A total of 119 studies were included, of which nine studies provided sample size justification (8%). The recommended minimum sample size could be calculated for 94 studies: 73% (95% CI: 63-82%) used sample sizes lower than required to estimate overall risk and minimise overfitting including 26% studies that used sample sizes lower than required to estimate overall risk only. A similar number of studies did not meet the ≥ 10EPV criteria (75%, 95% CI: 66-84%). The median deficit of the number of events used to develop a model was 75 [IQR: 234 lower to 7 higher]) which reduced to 63 if the total available data (before any data splitting) was used [IQR:225 lower to 7 higher]. Studies that met the minimum required sample size had a median c-statistic of 0.84 (IQR:0.80 to 0.9) and studies where the minimum sample size was not met had a median c-statistic of 0.83 (IQR: 0.75 to 0.9). Studies that met the ≥ 10 EPP criteria had a median c-statistic of 0.80 (IQR: 0.73 to 0.84).
Prediction models are often developed with no sample size calculation, as a consequence many are too small to precisely estimate the overall risk. We encourage researchers to justify, perform and report sample size calculations when developing a prediction model.
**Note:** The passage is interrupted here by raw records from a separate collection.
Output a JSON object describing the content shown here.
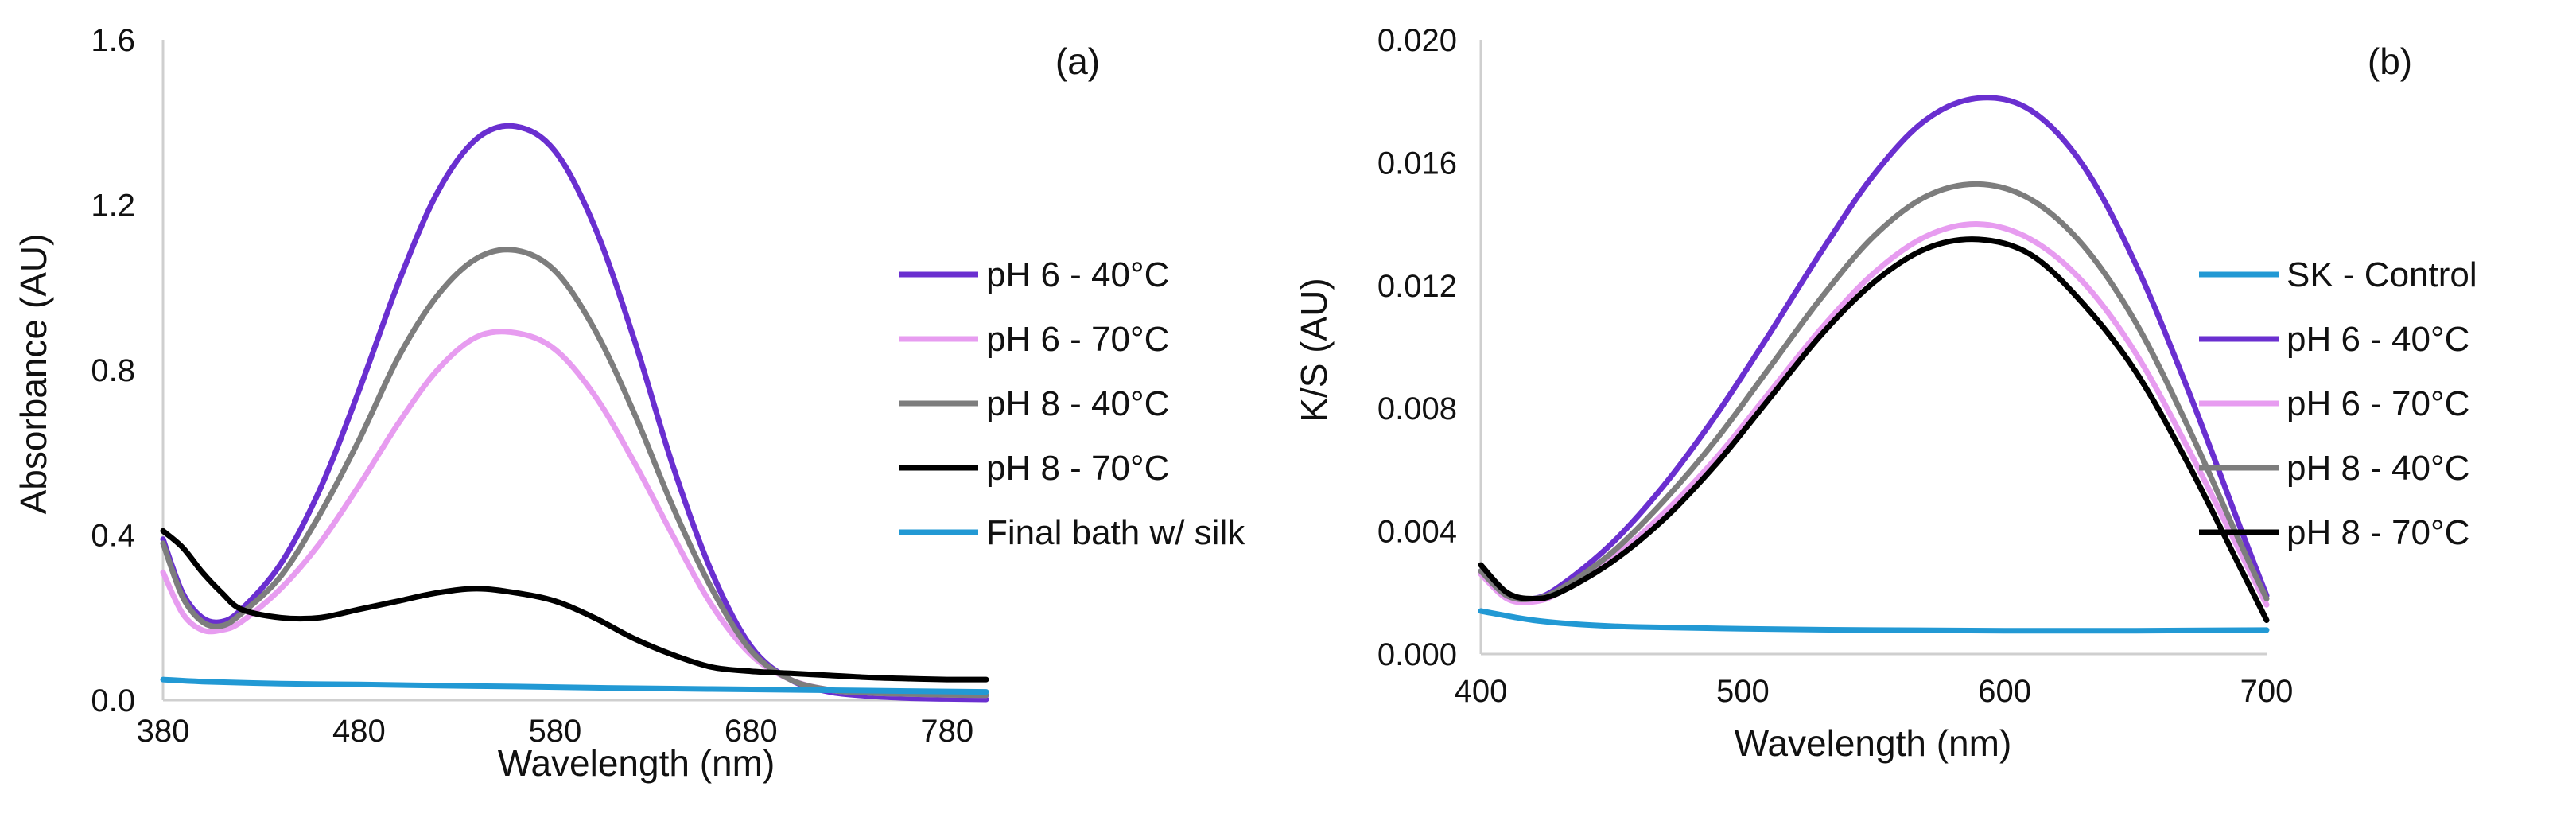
{
  "chart_data": [
    {
      "id": "a",
      "type": "line",
      "panel_label": "(a)",
      "title": "",
      "xlabel": "Wavelength (nm)",
      "ylabel": "Absorbance (AU)",
      "xlim": [
        380,
        800
      ],
      "ylim": [
        0,
        1.6
      ],
      "xticks": [
        380,
        480,
        580,
        680,
        780
      ],
      "yticks": [
        0,
        0.4,
        0.8,
        1.2,
        1.6
      ],
      "xtick_labels": [
        "380",
        "480",
        "580",
        "680",
        "780"
      ],
      "ytick_labels": [
        "0.0",
        "0.4",
        "0.8",
        "1.2",
        "1.6"
      ],
      "grid": false,
      "legend_position": "right",
      "series": [
        {
          "name": "pH 6 - 40°C",
          "color": "#6a2fd0",
          "x": [
            380,
            390,
            400,
            410,
            420,
            440,
            460,
            480,
            500,
            520,
            540,
            560,
            580,
            600,
            620,
            640,
            660,
            680,
            700,
            720,
            740,
            760,
            780,
            800
          ],
          "y": [
            0.39,
            0.26,
            0.2,
            0.19,
            0.22,
            0.33,
            0.51,
            0.75,
            1.01,
            1.23,
            1.36,
            1.39,
            1.33,
            1.15,
            0.88,
            0.57,
            0.31,
            0.13,
            0.05,
            0.02,
            0.01,
            0.005,
            0.003,
            0.002
          ]
        },
        {
          "name": "pH 6 - 70°C",
          "color": "#e79cf0",
          "x": [
            380,
            390,
            400,
            410,
            420,
            440,
            460,
            480,
            500,
            520,
            540,
            560,
            580,
            600,
            620,
            640,
            660,
            680,
            700,
            720,
            740,
            760,
            780,
            800
          ],
          "y": [
            0.31,
            0.21,
            0.17,
            0.17,
            0.19,
            0.27,
            0.38,
            0.52,
            0.67,
            0.8,
            0.88,
            0.89,
            0.85,
            0.74,
            0.58,
            0.4,
            0.23,
            0.11,
            0.05,
            0.025,
            0.018,
            0.015,
            0.013,
            0.012
          ]
        },
        {
          "name": "pH 8 - 40°C",
          "color": "#7d7d7d",
          "x": [
            380,
            390,
            400,
            410,
            420,
            440,
            460,
            480,
            500,
            520,
            540,
            560,
            580,
            600,
            620,
            640,
            660,
            680,
            700,
            720,
            740,
            760,
            780,
            800
          ],
          "y": [
            0.38,
            0.25,
            0.19,
            0.18,
            0.21,
            0.3,
            0.45,
            0.63,
            0.83,
            0.98,
            1.07,
            1.09,
            1.04,
            0.9,
            0.7,
            0.47,
            0.27,
            0.12,
            0.05,
            0.025,
            0.018,
            0.015,
            0.013,
            0.012
          ]
        },
        {
          "name": "pH 8 - 70°C",
          "color": "#000000",
          "x": [
            380,
            390,
            400,
            410,
            420,
            440,
            460,
            480,
            500,
            520,
            540,
            560,
            580,
            600,
            620,
            640,
            660,
            680,
            700,
            720,
            740,
            760,
            780,
            800
          ],
          "y": [
            0.41,
            0.37,
            0.31,
            0.26,
            0.22,
            0.2,
            0.2,
            0.22,
            0.24,
            0.26,
            0.27,
            0.26,
            0.24,
            0.2,
            0.15,
            0.11,
            0.08,
            0.07,
            0.065,
            0.06,
            0.055,
            0.052,
            0.05,
            0.05
          ]
        },
        {
          "name": "Final bath w/ silk",
          "color": "#2299d4",
          "x": [
            380,
            400,
            440,
            480,
            520,
            560,
            600,
            640,
            680,
            720,
            760,
            800
          ],
          "y": [
            0.05,
            0.045,
            0.04,
            0.038,
            0.035,
            0.033,
            0.03,
            0.028,
            0.026,
            0.024,
            0.022,
            0.02
          ]
        }
      ]
    },
    {
      "id": "b",
      "type": "line",
      "panel_label": "(b)",
      "title": "",
      "xlabel": "Wavelength (nm)",
      "ylabel": "K/S (AU)",
      "xlim": [
        400,
        700
      ],
      "ylim": [
        0,
        0.02
      ],
      "xticks": [
        400,
        500,
        600,
        700
      ],
      "yticks": [
        0,
        0.004,
        0.008,
        0.012,
        0.016,
        0.02
      ],
      "xtick_labels": [
        "400",
        "500",
        "600",
        "700"
      ],
      "ytick_labels": [
        "0.000",
        "0.004",
        "0.008",
        "0.012",
        "0.016",
        "0.020"
      ],
      "grid": false,
      "legend_position": "right",
      "series": [
        {
          "name": "SK - Control",
          "color": "#2299d4",
          "x": [
            400,
            420,
            440,
            460,
            500,
            550,
            600,
            650,
            700
          ],
          "y": [
            0.0014,
            0.0011,
            0.00095,
            0.00088,
            0.00082,
            0.00078,
            0.00076,
            0.00076,
            0.00078
          ]
        },
        {
          "name": "pH 6 - 40°C",
          "color": "#6a2fd0",
          "x": [
            400,
            410,
            420,
            430,
            450,
            470,
            490,
            510,
            530,
            550,
            570,
            590,
            610,
            630,
            650,
            670,
            690,
            700
          ],
          "y": [
            0.0027,
            0.0019,
            0.0018,
            0.0022,
            0.0036,
            0.0055,
            0.0078,
            0.0104,
            0.0131,
            0.0156,
            0.0174,
            0.0181,
            0.0177,
            0.0159,
            0.0127,
            0.0086,
            0.0041,
            0.0019
          ]
        },
        {
          "name": "pH 6 - 70°C",
          "color": "#e79cf0",
          "x": [
            400,
            410,
            420,
            430,
            450,
            470,
            490,
            510,
            530,
            550,
            570,
            590,
            610,
            630,
            650,
            670,
            690,
            700
          ],
          "y": [
            0.0026,
            0.0018,
            0.0017,
            0.002,
            0.0031,
            0.0046,
            0.0064,
            0.0085,
            0.0106,
            0.0124,
            0.0136,
            0.014,
            0.0135,
            0.0121,
            0.0098,
            0.0067,
            0.0033,
            0.0016
          ]
        },
        {
          "name": "pH 8 - 40°C",
          "color": "#7d7d7d",
          "x": [
            400,
            410,
            420,
            430,
            450,
            470,
            490,
            510,
            530,
            550,
            570,
            590,
            610,
            630,
            650,
            670,
            690,
            700
          ],
          "y": [
            0.0027,
            0.0019,
            0.0018,
            0.0021,
            0.0033,
            0.005,
            0.007,
            0.0093,
            0.0116,
            0.0136,
            0.0149,
            0.0153,
            0.0148,
            0.0133,
            0.0108,
            0.0074,
            0.0036,
            0.0018
          ]
        },
        {
          "name": "pH 8 - 70°C",
          "color": "#000000",
          "x": [
            400,
            410,
            420,
            430,
            450,
            470,
            490,
            510,
            530,
            550,
            570,
            590,
            610,
            630,
            650,
            670,
            690,
            700
          ],
          "y": [
            0.0029,
            0.002,
            0.0018,
            0.002,
            0.003,
            0.0044,
            0.0062,
            0.0083,
            0.0104,
            0.0121,
            0.0132,
            0.0135,
            0.013,
            0.0114,
            0.0092,
            0.0062,
            0.0028,
            0.0011
          ]
        }
      ]
    }
  ]
}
在开发临床预测模型时,适当的样本量很重要。我们旨在回顾在开发二分类结局预测模型的研究中,样本量是如何考虑的。
我们在 PubMed 上检索了 2020 年 7 月 1 日至 7 月 30 日期间发表的研究,并回顾了用于开发预测模型的样本量计算。利用可用信息,我们计算了在每项研究中估计总体风险和最小化过拟合所需的最小样本量,并总结了计算样本量与使用样本量之间的差异。
共纳入 119 项研究,其中 9 项研究(8%)提供了样本量依据。可计算 94 项研究的建议最小样本量:73%(95%CI:63-82%)使用的样本量低于估计总体风险和最小化过拟合所需的样本量,包括 26%的研究仅使用低于估计总体风险所需的样本量。未满足≥10EPV 标准的研究数量相似(75%,95%CI:66-84%)。用于开发模型的事件数量中位数不足[IQR:234 低至 7 高],如果使用总可用数据(在任何数据分割之前)则减少至 63[IQR:225 低至 7 高]。满足最小所需样本量的研究的中位 c 统计量为 0.84(IQR:0.80 至 0.9),未满足最小样本量的研究的中位 c 统计量为 0.83(IQR:0.75 至 0.9)。满足≥10EPP 标准的研究的中位 c 统计量为 0.80(IQR:0.73 至 0.84)。
预测模型通常在没有样本量计算的情况下开发,因此许多模型都太小,无法准确估计总体风险。我们鼓励研究人员在开发预测模型时,证明、执行和报告样本量计算。